Le ciel a été avalé par le mur blanc devant moi, derrière les vitres, tout est blanc. Le sol semble gelé, enneigé par endroits. Plus de paysage, plus de dimension, juste un mur blanc, absorbant tout sur son passage, sous ses flocons, même les bruits, plus de voitures, de rares passants. Je reste là, stupéfaite, assommée par ma nuit impossible.
Libre pourtant du poids d'une relation qui partait en vrille, qui me donnait des maux de têtes, me perturbait. Je l'ai quitté, il est parti, penaud mais conscient de ses fautes, de mes essais répétés pour oublier, pour effacer. Mais ce n'était plus possible, plus vivable, surtout lorsque l'on veut construire une vie autre que celle de gentils sexfriends. Je voulais un couple, pas un ami, pas une aventure, mais un futur mari, du moins un compagnon.
Là, entre deux fêtes, entre familles et amis, je suis sous ma couette, encore en pleine réflexion pour savoir si il fallait tout lui dire, lui pardonner encore, lui dire de rester, lui dire mon amour pour lui, lui dire de partir, de ne plus jamais revenir. Tout se mêle et plus encore s'emmêle en moi, j'ai la nausée, je ne suis plus moi sans lui. Il me manque et pourtant j'ai coupé cette partie pourrie, sans vie, non compatible avec mes pensées et mes émotions.
Dans le froid, j'ai posé sa valise sur le palier, ses dernières affaires devant l'ascenseur, j'ai fermé la porte. Je ne l'ai pas vu, remonter pour prendre le reste, c'était déjà un point final, une affaire finie, classée, rangée dans mon esprit. Du moins je le croyais hier. Et ce matin, les mouchoirs me semblent bien loin pour effacer ce mur blanc devant moi.
Suis-je moi sans lui ?
J'ai dû mal à me retrouver, sans son regard, sans sa chaleur le matin, je glisse sous la douche, son gel douche est encore là, je le jetterai. Plus rien de lui, je savoure l'eau chaude et dehors, le brouillard devient neige froide, épaisse et sourde. Seul le bruit de l'eau, ma peau en contact, moi que je ressens à l'intérieur, ma serviette, la douceur. Je me maquille, ce trait d'eye-liner qui me donne ces yeux de biche, je veux être la même, je rate, une fois, deux fois. Pourquoi ?

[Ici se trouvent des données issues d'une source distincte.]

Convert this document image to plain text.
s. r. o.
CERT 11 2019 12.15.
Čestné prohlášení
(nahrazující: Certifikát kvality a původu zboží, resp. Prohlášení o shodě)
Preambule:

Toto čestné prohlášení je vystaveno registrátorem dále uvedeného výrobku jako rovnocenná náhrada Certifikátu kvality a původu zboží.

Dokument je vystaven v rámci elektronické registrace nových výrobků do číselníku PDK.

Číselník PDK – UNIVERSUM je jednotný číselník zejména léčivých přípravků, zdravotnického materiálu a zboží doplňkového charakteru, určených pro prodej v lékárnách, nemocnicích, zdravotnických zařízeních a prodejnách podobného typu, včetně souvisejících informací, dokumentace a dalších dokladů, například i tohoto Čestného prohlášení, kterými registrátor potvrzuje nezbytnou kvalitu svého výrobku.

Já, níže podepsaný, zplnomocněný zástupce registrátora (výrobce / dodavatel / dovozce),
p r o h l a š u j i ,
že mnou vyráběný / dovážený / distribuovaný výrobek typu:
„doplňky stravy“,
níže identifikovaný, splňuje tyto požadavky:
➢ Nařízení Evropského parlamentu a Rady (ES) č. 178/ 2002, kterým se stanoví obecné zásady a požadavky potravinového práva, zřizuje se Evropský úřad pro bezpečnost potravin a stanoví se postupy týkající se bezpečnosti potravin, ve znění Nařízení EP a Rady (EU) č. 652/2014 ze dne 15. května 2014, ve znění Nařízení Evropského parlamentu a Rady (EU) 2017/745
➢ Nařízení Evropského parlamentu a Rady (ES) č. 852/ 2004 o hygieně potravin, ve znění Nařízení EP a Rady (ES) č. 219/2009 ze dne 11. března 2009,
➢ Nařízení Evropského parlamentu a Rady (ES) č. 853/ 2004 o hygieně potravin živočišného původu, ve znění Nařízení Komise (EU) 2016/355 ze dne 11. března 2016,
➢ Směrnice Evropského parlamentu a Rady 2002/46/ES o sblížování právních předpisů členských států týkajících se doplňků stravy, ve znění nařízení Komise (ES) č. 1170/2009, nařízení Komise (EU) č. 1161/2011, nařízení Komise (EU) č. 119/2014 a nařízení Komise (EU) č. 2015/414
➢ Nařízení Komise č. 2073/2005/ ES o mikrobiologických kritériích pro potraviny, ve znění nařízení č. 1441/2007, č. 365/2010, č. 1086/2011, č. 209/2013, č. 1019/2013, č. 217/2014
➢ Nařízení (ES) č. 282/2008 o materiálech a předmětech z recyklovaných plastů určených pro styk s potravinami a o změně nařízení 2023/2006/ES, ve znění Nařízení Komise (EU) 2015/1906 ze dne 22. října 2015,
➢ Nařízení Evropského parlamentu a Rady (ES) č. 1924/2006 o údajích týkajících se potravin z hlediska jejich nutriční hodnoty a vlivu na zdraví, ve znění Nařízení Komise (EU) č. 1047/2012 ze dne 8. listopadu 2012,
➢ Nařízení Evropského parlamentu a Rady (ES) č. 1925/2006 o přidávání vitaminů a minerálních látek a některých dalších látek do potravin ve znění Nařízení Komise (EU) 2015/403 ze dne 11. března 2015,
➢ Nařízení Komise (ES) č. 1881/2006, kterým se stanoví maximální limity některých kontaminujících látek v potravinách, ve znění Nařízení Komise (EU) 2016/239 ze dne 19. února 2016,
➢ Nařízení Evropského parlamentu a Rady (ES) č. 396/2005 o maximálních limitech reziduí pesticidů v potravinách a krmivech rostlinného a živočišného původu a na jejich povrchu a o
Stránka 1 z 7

L'ombre, une présence, plutôt une non-présence qui m'intimide, un monde nouveau, celui du célibat, de la séduction, mais avant surtout des questions sur les fêtes, sur Noël, les cadeaux et ton ami, sa famille, les derniers jours. Aucune envie de leur dire, c'est un nouveau vide, c'est rien à la place d'un tout établi à leurs yeux, je suis juste moi. Comment l'expliquer, comment ne pas le justifier, comment juste l'annoncer entre deux gobelets de mauvais café ? Je me vois un peu flou dans ce miroir, un peu moi, un peu marquée par ce choix. Le mien, pour nous.
Et puis finalement, je prends une robe, non un pull sur un long tee-shirt très confortable, un pantalon épais sur un collant, il fait froid dehors. Je pense à moi, à mon corps, à ses mains qui ne seront plus là sur moi, ni ce soir, ni demain, mais les miennes, ma peau. Mes boucles d'oreilles, un plaisir, un peu de mon identité, je relève mes cheveux, je regarde encore le blanc extérieur, je suis bien. Le soleil est derrière, j'enfile mon manteau, une doudoune avec de la fausse fourrure autour de ma tête, un cocon, une carapace.
Je bois mon thé, je pense à moi, soudain à lui, une dernière fois, je reviens à moi, à l'heure de partir.